The committee's Democratic leaders had wanted to add $50 billion to the program, and their House counterparts are determined to pursue that amount. The compromise forged by the committee could become extremely fragile if GOP senators are forced to vote on an expansion much beyond what the committee approved.

"I hope they understand it takes 60 votes to get anything done in the United States Senate," said Sen. Charles Grassley, R-Iowa.

The 60 votes would be needed to overcome a filibuster. Baucus said he believes his proposal has enough support to overcome such a hurdle, as well as a promised veto from the president.

"The vote speaks for itself," Baucus said.

Lawmakers said the $35 billion expansion would allow 6.6 million people to maintain their current health coverage, and it would provide coverage for another 3.2 million uninsured children.

The administration reacted to the vote by saying that sending the president a bill he cannot sign puts at risk millions of needy children who would lose health insurance when the program's funding expires Sept. 30.

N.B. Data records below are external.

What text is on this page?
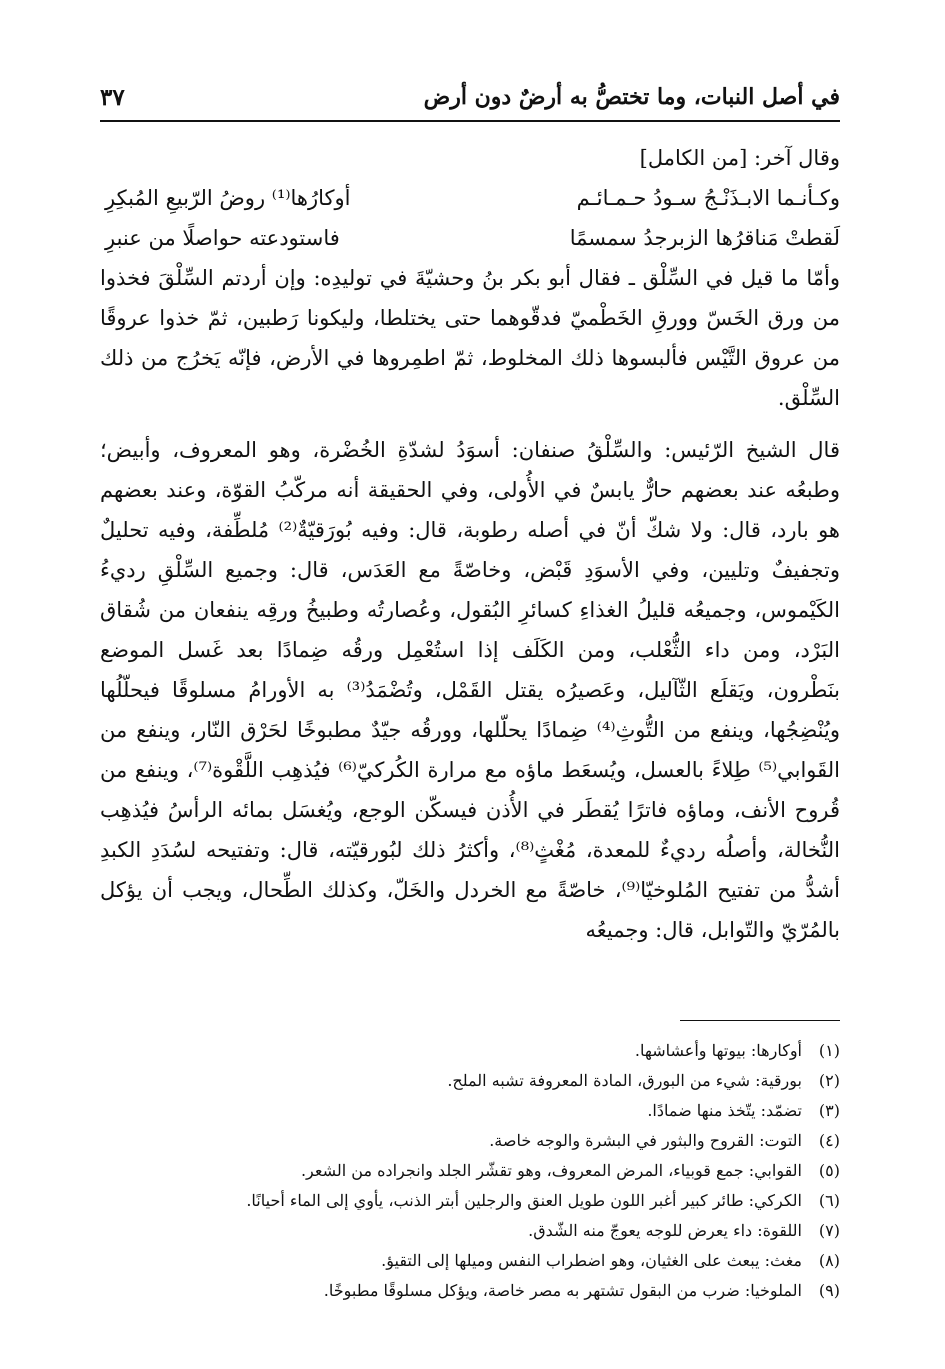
في أصل النبات، وما تختصُّ به أرضٌ دون أرض
٣٧

وقال آخر: [من الكامل]

وكـأنـما الابـذَنْـجُ سـودُ حـمـائـم
أوكارُها⁽¹⁾ روضُ الرّبيعِ المُبكِرِ
لَقطتْ مَناقرُها الزبرجدُ سمسمًا
فاستودعته حواصلًا من عنبرِ

وأمّا ما قيل في السِّلْق ـ فقال أبو بكر بنُ وحشيّةَ في توليدِه: وإن أردتم السِّلْقَ فخذوا من ورق الخَسّ وورقِ الخَطْميّ فدقّوهما حتى يختلطا، وليكونا رَطبين، ثمّ خذوا عروقًا من عروق التَّيْس فألبسوها ذلك المخلوط، ثمّ اطمِروها في الأرض، فإنّه يَخرُج من ذلك السِّلْق.

قال الشيخ الرّئيس: والسِّلْقُ صنفان: أسوَدُ لشدّةِ الخُضْرة، وهو المعروف، وأبيض؛ وطبعُه عند بعضهم حارٌّ يابسٌ في الأُولى، وفي الحقيقة أنه مركّبُ القوّة، وعند بعضهم هو بارد، قال: ولا شكّ أنّ في أصله رطوبة، قال: وفيه بُورَقيّةٌ⁽²⁾ مُلطِّفة، وفيه تحليلٌ وتجفيفٌ وتليين، وفي الأسوَدِ قَبْض، وخاصّةً مع العَدَس، قال: وجميع السِّلْقِ رديءُ الكَيْموس، وجميعُه قليلُ الغذاءِ كسائرِ البُقول، وعُصارتُه وطبيخُ ورقِه ينفعان من شُقاق البَرْد، ومن داء الثُّعْلب، ومن الكَلَف إذا استُعْمِل ورقُه ضِمادًا بعد غَسل الموضع بنَطْرون، ويَقلَع الثّآليل، وعَصيرُه يقتل القَمْل، وتُضْمَدُ⁽³⁾ به الأورامُ مسلوقًا فيحلّلُها ويُنْضِجُها، وينفع من التُّوثِ⁽⁴⁾ ضِمادًا يحلّلها، وورقُه جيّدٌ مطبوخًا لحَرْق النّار، وينفع من القَوابي⁽⁵⁾ طِلاءً بالعسل، ويُسعَط ماؤه مع مرارة الكُركيّ⁽⁶⁾ فيُذهِب اللَّقْوة⁽⁷⁾، وينفع من قُروح الأنف، وماؤه فاترًا يُقطَر في الأُذن فيسكّن الوجع، ويُغسَل بمائه الرأسُ فيُذهِب النُّخالة، وأصلُه رديءٌ للمعدة، مُغْثٍ⁽⁸⁾، وأكثرُ ذلك لبُورقيّته، قال: وتفتيحه لسُدَدِ الكبدِ أشدُّ من تفتيح المُلوخيّا⁽⁹⁾، خاصّةً مع الخردل والخَلّ، وكذلك الطِّحال، ويجب أن يؤكل بالمُرّيّ والتّوابل، قال: وجميعُه

(١)أوكارها: بيوتها وأعشاشها.

(٢)بورقية: شيء من البورق، المادة المعروفة تشبه الملح.

(٣)تضمّد: يتّخذ منها ضمادًا.

(٤)التوت: القروح والبثور في البشرة والوجه خاصة.

(٥)القوابي: جمع قوبياء، المرض المعروف، وهو تقشّر الجلد وانجراده من الشعر.

(٦)الكركي: طائر كبير أغبر اللون طويل العنق والرجلين أبتر الذنب، يأوي إلى الماء أحيانًا.

(٧)اللقوة: داء يعرض للوجه يعوجّ منه الشّدق.

(٨)مغث: يبعث على الغثيان، وهو اضطراب النفس وميلها إلى التقيؤ.

(٩)الملوخيا: ضرب من البقول تشتهر به مصر خاصة، ويؤكل مسلوقًا مطبوخًا.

"We are ready to renew our commitment to low-income children today, but we cannot agree to a gradual government takeover of health care — and neither will the American people," said Health and Human Services Secretary Mike Leavitt.

Some dissenters on the committee believe the legislation raises taxes unnecessarily and does not do enough to refocus the program on low-income children.

"The Democrats are playing a game of reverse Robin Hood with this legislation," said Sen. Trent Lott, R-Miss.

The program began 10 years ago. It was generally designed to help families whose income does not exceed 200 percent of the poverty level, or $34,340 for a family of three. But several states have extended coverage to children with higher incomes and to adults. The latter expansion has particularly incensed some lawmakers who disapprove of waivers the Bush administration has granted to those states.

The SCHIP program is going in the opposite direction from where it should be going, said Sen. John Ensign, R-Nev., who voted against the proposal along with Lott, Jim Bunning, R-Ky., and Jon Kyl, R-Ariz.

The Senate proposal would gradually move adults who don't have children out of the program. States would have the option to cover them through Medicaid. The federal government also would lower the percentage, or matching rate, that it pays for parents' coverage. In addition, the federal government won't be allowed to grant new waivers to states allowing them to cover parents. But states will have the option of providing coverage to pregnant women through SCHIP.

Congressional Budget Office officials testified that spending on adults would drop by $1 billion over the next five years under the Senate proposal.

"We've been handed a mess by this administration," said Sen. Kent Conrad, D-N.D., referring to the adult coverage. "This takes steps to change that. That's a fact."

Several advocacy groups are supporting the higher tobacco tax because it would not only fund the program's expansion, but because higher taxes also lead to less smoking.

For every 10 percent increase in the price of cigarettes, overall cigarette consumption drops by about 4 percent, and the rate drops even more for children.

"Research shows a clear health benefit from higher tobacco taxes," said William Carr, executive director of the Campaign for Tobacco-Free Kids.

Overall, the federal tax on a pack of cigarettes would go up to $1 a pack

The tax on cigars is much more complicated to calculate. But Norm Sharp, president of the Cigar Association of America, said the tax for large cigars could go from a cap of about 5 cents a cigar to a cap of $10 a cigar.

"We're looking at cigars going up in price at retail 2.5 times to 3 times current prices," Sharp said.

"How do we explain that, justify that, or do we even care?" Lott said at one point when asking colleagues about the tax increase on cigars.

"A $10 cap on a very expensive cigar would not be terribly onerous," Baucus replied.